Mut zur Kunst, Mut zur Umsetzung! Marco Spitzar gibt Einblicke und ermuntert dazu durchzuhalten, wenn's auch nicht immer ganz leicht ist.
Mut zur Kunst, Mut zur Umsetzung! Marco Spitzar gibt Einblicke und ermuntert dazu durchzuhalten, wenn's auch nicht immer ganz leicht ist. ©Marco Spitzar
Bregenz am 2. Dezember: „Wie viele UHU-Flaschen brauchen Sie denn im Monat, Herr Spitzar?“ Ja, das ist eine gute Frage, sind schon ein paar (lacht).
Kunsterlebnis und Workshop für Bregenzer Schüler:innen

Diese und manch andere Frage stellten Schüler:innen beim Kunst-Workshop mit Marco Spitzar

An diesem Freitag folgten über 60 Schülern:innen der Einladung von Marco Spitzar zum UHU-Klebekunst-Workshop in die Sylvia Janschek Art Gallery. Es ging dabei um ein haptisches Erleben und das Ausprobieren neuer Techniken mit UHU-die flinke Flasche, in Verbindung mit Wachskreide, Holz- und Buntstiften. Auch mit Collagen und Materialien aus Hochglanzmagazinen wurde gearbeitet. Jede:r Teilnhemer:in durfte sich ganz nach eigenem Können und Wollen ausdrücken, ein schönes freies Werken.

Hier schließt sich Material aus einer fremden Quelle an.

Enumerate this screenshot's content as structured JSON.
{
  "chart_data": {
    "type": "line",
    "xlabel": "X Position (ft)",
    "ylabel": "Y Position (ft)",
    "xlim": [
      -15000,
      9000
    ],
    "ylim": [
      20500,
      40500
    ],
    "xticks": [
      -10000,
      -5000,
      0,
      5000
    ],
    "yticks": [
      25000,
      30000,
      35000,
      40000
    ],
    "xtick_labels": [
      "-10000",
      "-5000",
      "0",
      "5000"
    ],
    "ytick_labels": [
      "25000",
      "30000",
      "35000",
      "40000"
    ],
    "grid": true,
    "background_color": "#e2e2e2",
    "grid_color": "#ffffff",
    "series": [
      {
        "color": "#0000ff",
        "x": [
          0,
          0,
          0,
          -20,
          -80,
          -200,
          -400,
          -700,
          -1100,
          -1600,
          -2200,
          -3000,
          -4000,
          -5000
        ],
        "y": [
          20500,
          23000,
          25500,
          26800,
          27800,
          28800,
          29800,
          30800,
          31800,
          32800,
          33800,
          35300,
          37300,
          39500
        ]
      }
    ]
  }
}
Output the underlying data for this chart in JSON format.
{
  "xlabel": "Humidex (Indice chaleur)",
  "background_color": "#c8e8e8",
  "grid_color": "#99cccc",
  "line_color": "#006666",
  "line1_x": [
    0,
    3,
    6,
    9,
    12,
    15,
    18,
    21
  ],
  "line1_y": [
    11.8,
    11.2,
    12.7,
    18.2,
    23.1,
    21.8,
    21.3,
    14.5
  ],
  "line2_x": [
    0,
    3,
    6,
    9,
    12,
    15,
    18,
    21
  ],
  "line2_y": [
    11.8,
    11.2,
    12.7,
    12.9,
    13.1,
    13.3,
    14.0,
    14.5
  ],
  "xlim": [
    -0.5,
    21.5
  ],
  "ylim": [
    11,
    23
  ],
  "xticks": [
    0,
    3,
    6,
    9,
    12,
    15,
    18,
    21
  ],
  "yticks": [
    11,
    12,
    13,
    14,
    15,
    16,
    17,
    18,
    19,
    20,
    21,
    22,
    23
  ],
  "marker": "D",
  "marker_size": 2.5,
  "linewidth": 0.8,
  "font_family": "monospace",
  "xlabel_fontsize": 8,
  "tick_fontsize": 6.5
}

„Hier geht es zu wie in einem Bienenstock!“, lacht Galeristin Sylvia Janschek und zeigt sich von den motivierten und freundlichen jungen Besucher:innen begeisterst. Die jugendlichen Künstler:innen im Alter von 13 bis 15 Jahren gaben sich im 2-Stunden-Takt förmlich gegenseitig die Galerie-Tür-Klinke in die Hand. Dies über den ganzen Tag hinweg. Gestartet wurde am Vormittag pünktlich um 10 Uhr, als die erste Schulklasse mit über 20 Jugendlichen, bestehend aus der ersten Oberstufe des BG Blumenstraße, mit ihrem Kunstlehrer, Herrn Daniel Rendón, in der Galerie eintrafen. Gleich darauf folgten weitere 23 Schüler:innen des Kreativzweigs der Unterstufe, ebenfalls mit Herrn Rendón, welchem sehr wenig Zeit für den Wechsel blieb und der somit an diesem Freitag eine sportliche Hochleistung vollbrachte.

Um den Schüler:innen den Einstieg in die Kunstwelt zu erleichtern und schon die ersten kreativen Momente zu erleben, gab es gleich zu Beginn ein anspruchsvolles Bildersuchen. Dafür durfte jeweils ein Kärtchen mit einem Titel gezogen werden. Mit der Frage: „Welches Bild könnte nun zu diesem Titel passen?“, machten sich die jungen Teilnehmer:innen sogleich auf die Suche. Da Spitzar aber so gut wie in all seinen Werken einen leicht ironischen Kunstzugang wählt, gleichzeitig aber mit starkem Bezug zur Kunstgeschichte arbeitet, war das keine einfache Aufgabe.

Zum Glück halfen alle mit, selbst Organisatorin Marion Morik (Büro Dialog) und die Galeristin selbst, kamem zum Handkuss und halfen beim Suchen. Danach durften die Schüler:innen ihren Platz einnehmen und lauschten gespannt den Erzählungen des Kunstschaffenden, der sich im Anschluss noch Zeit für gemeinsame Überlegungen nahm und meinte: „Die stellen richtig gute Fragen!“. Spitzar betonte danach, dass es sehr beeindruckend wäre, worüber die jungen Leute nachdenken würden.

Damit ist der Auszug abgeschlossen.